Canada House, formerly known as Panache House, is a Grade II* listed building situated on the northern side of Commercial Street in the centre of the city of Sheffield, South Yorkshire, England. It was built as the head offices of the Sheffield United Gas Light Company in 1874. While the main outlook of the building is out onto Commercial Street there is also a short frontage onto Shude Hill at its eastern end and this designated as 19 Shude Hill.

==History==
The building was constructed for the Sheffield United Gas Light Company in 1874 by M.E. Hadfield & Son in the classical style of a grand Italian villa. It was originally named Panache House, and this designation remains carved above the main entrance. The interior contains ornate plaster ceilings and period fireplaces. The general office contains a glazed dome by J.F. Bentley and carvings by Thomas Earp while the board room contains a decorative ceiling by Hugh Stannus. Improvements and additions were made to the building in 1890. The building remained as offices for the Gas Board until 1972 and throughout this period it was informally known as the Gas Office. The vacant building was offered for sale in 1972 but no buyers came forward. Property developers sought consent to demolish the building and redevelop the site but this was opposed by several preservation societies and in June 1973 it was designated as a Grade II* listed building.

An inquiry into the building’s future in 1977 resulted in Sheffield’s Assistant Chief Planner David Cathels stating that the building was considered to be “A vigorous and distinguished example of Victorian architecture which should be retained”. Local businessman Les Vickers paid £110,000 for the building in 1978 with a scheme to turn it into a hotel and conference centre, however these plan fell through and in the early 1980s the building’s lower floor was converted into “Turn Ups” nightclub and “Bloomers” pub. In 1990 Canadian Business Parks of Bedfordshire acquired the building with plans to restore it, but this never happened as the company hit financial problems.

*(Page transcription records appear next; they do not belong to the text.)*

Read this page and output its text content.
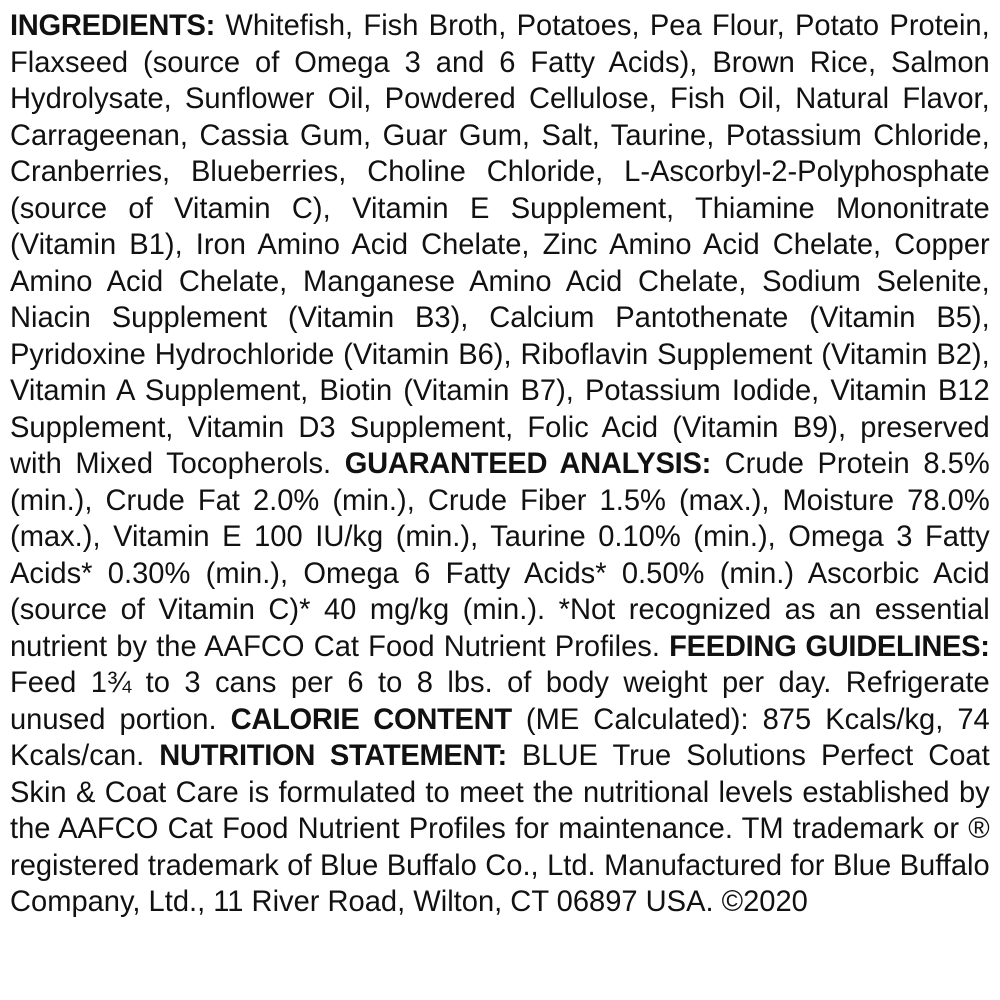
INGREDIENTS: Whitefish, Fish Broth, Potatoes, Pea Flour, Potato Protein, Flaxseed (source of Omega 3 and 6 Fatty Acids), Brown Rice, Salmon Hydrolysate, Sunflower Oil, Powdered Cellulose, Fish Oil, Natural Flavor, Carrageenan, Cassia Gum, Guar Gum, Salt, Taurine, Potassium Chloride, Cranberries, Blueberries, Choline Chloride, L-Ascorbyl-2-Polyphosphate (source of Vitamin C), Vitamin E Supplement, Thiamine Mononitrate (Vitamin B1), Iron Amino Acid Chelate, Zinc Amino Acid Chelate, Copper Amino Acid Chelate, Manganese Amino Acid Chelate, Sodium Selenite, Niacin Supplement (Vitamin B3), Calcium Pantothenate (Vitamin B5), Pyridoxine Hydrochloride (Vitamin B6), Riboflavin Supplement (Vitamin B2), Vitamin A Supplement, Biotin (Vitamin B7), Potassium Iodide, Vitamin B12 Supplement, Vitamin D3 Supplement, Folic Acid (Vitamin B9), preserved with Mixed Tocopherols. GUARANTEED ANALYSIS: Crude Protein 8.5% (min.), Crude Fat 2.0% (min.), Crude Fiber 1.5% (max.), Moisture 78.0% (max.), Vitamin E 100 IU/kg (min.), Taurine 0.10% (min.), Omega 3 Fatty Acids* 0.30% (min.), Omega 6 Fatty Acids* 0.50% (min.) Ascorbic Acid (source of Vitamin C)* 40 mg/kg (min.). *Not recognized as an essential nutrient by the AAFCO Cat Food Nutrient Profiles. FEEDING GUIDELINES: Feed 1¾ to 3 cans per 6 to 8 lbs. of body weight per day. Refrigerate unused portion. CALORIE CONTENT (ME Calculated): 875 Kcals/kg, 74 Kcals/can. NUTRITION STATEMENT: BLUE True Solutions Perfect Coat Skin & Coat Care is formulated to meet the nutritional levels established by the AAFCO Cat Food Nutrient Profiles for maintenance. TM trademark or ® registered trademark of Blue Buffalo Co., Ltd. Manufactured for Blue Buffalo Company, Ltd., 11 River Road, Wilton, CT 06897 USA. ©2020
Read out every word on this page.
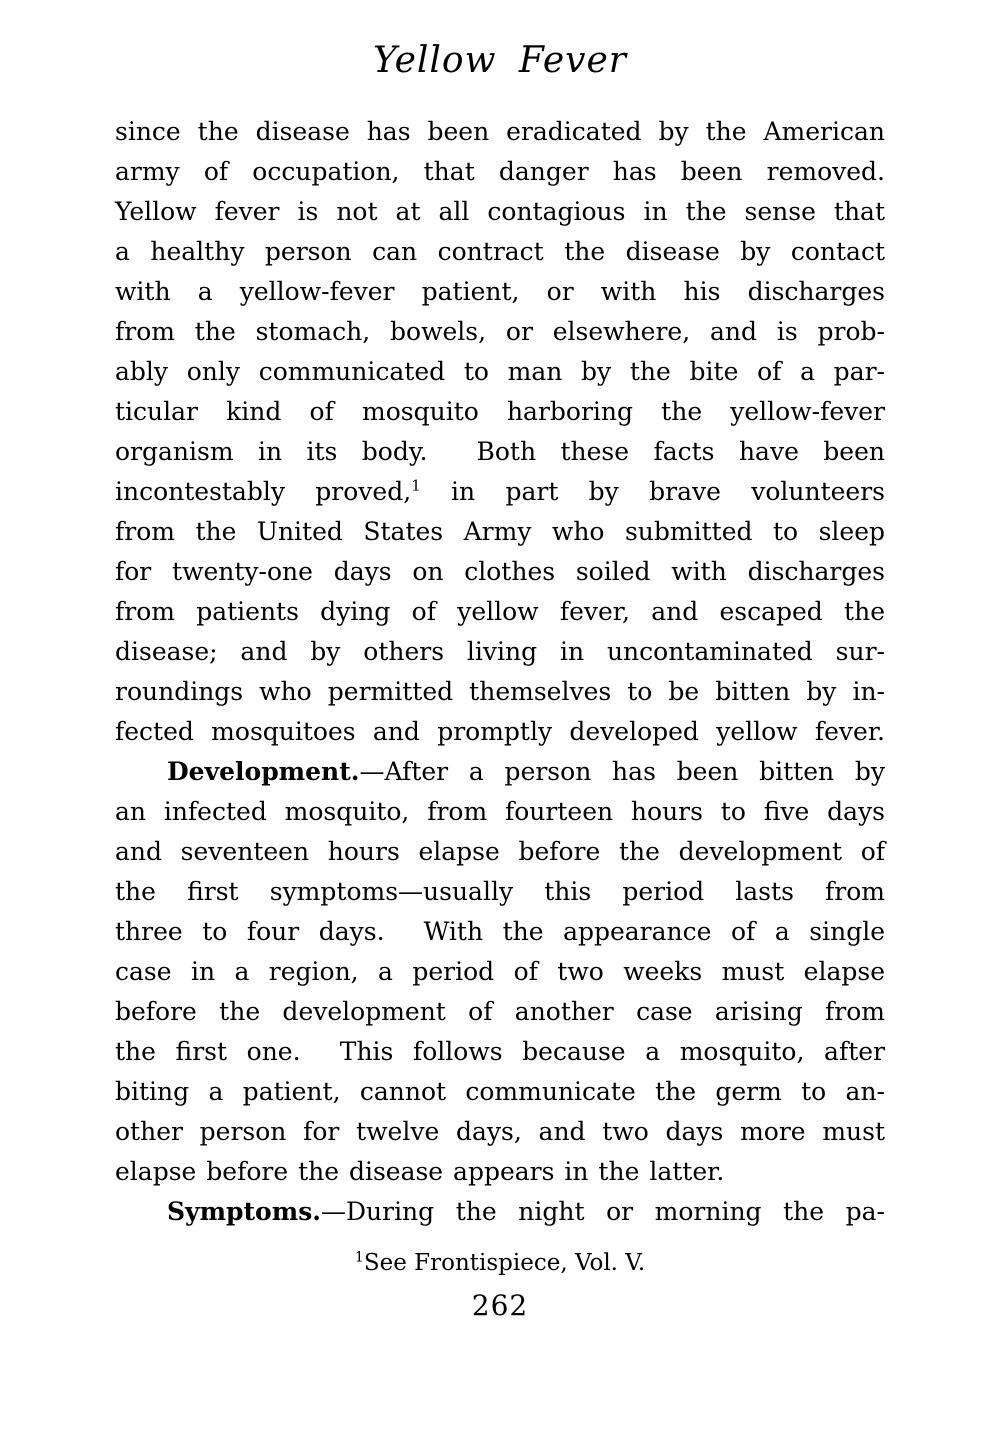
Yellow Fever
since the disease has been eradicated by the American
army of occupation, that danger has been removed.
Yellow fever is not at all contagious in the sense that
a healthy person can contract the disease by contact
with a yellow-fever patient, or with his discharges
from the stomach, bowels, or elsewhere, and is prob-
ably only communicated to man by the bite of a par-
ticular kind of mosquito harboring the yellow-fever
organism in its body.  Both these facts have been
incontestably proved,$^1$ in part by brave volunteers
from the United States Army who submitted to sleep
for twenty-one days on clothes soiled with discharges
from patients dying of yellow fever, and escaped the
disease; and by others living in uncontaminated sur-
roundings who permitted themselves to be bitten by in-
fected mosquitoes and promptly developed yellow fever.
Development.—After a person has been bitten by
an infected mosquito, from fourteen hours to five days
and seventeen hours elapse before the development of
the first symptoms—usually this period lasts from
three to four days.  With the appearance of a single
case in a region, a period of two weeks must elapse
before the development of another case arising from
the first one.  This follows because a mosquito, after
biting a patient, cannot communicate the germ to an-
other person for twelve days, and two days more must
elapse before the disease appears in the latter.
Symptoms.—During the night or morning the pa-
$^1$See Frontispiece, Vol. V.
262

The building continued to deteriorate throughout the early 1990s and in 1996 Sheffield City Council served a legal notice on the owners to effect repairs. However, no maintenance was carried out, rain came in through the damaged roof and period fireplaces were stolen. The Council in partnership with English Heritage sealed the building against further damage and it was then acquired by English Partnerships, the Government agency for regeneration. The building has been restored, and now carries the name Canada House. The lower floors were occupied by No. 1 Oriental Buffet Restaurant, but this was closed by 2011. There is office space on the upper floors.

As of 2022, Sheffield Music Academy are turning the building into "Harmony Works" - a centre for music teaching in Sheffield

==Architecture==
The building is constructed in the Italian Renaissance Revival style. Among the highlights of the architecture are the four paired granite Corinthian columns on both the ground and first floor. The main door is round arched with steps and is flanked by two figures of Atlas on pedestals supporting a segmental Pediment. The roof has four square corner pinnacles topped with spires.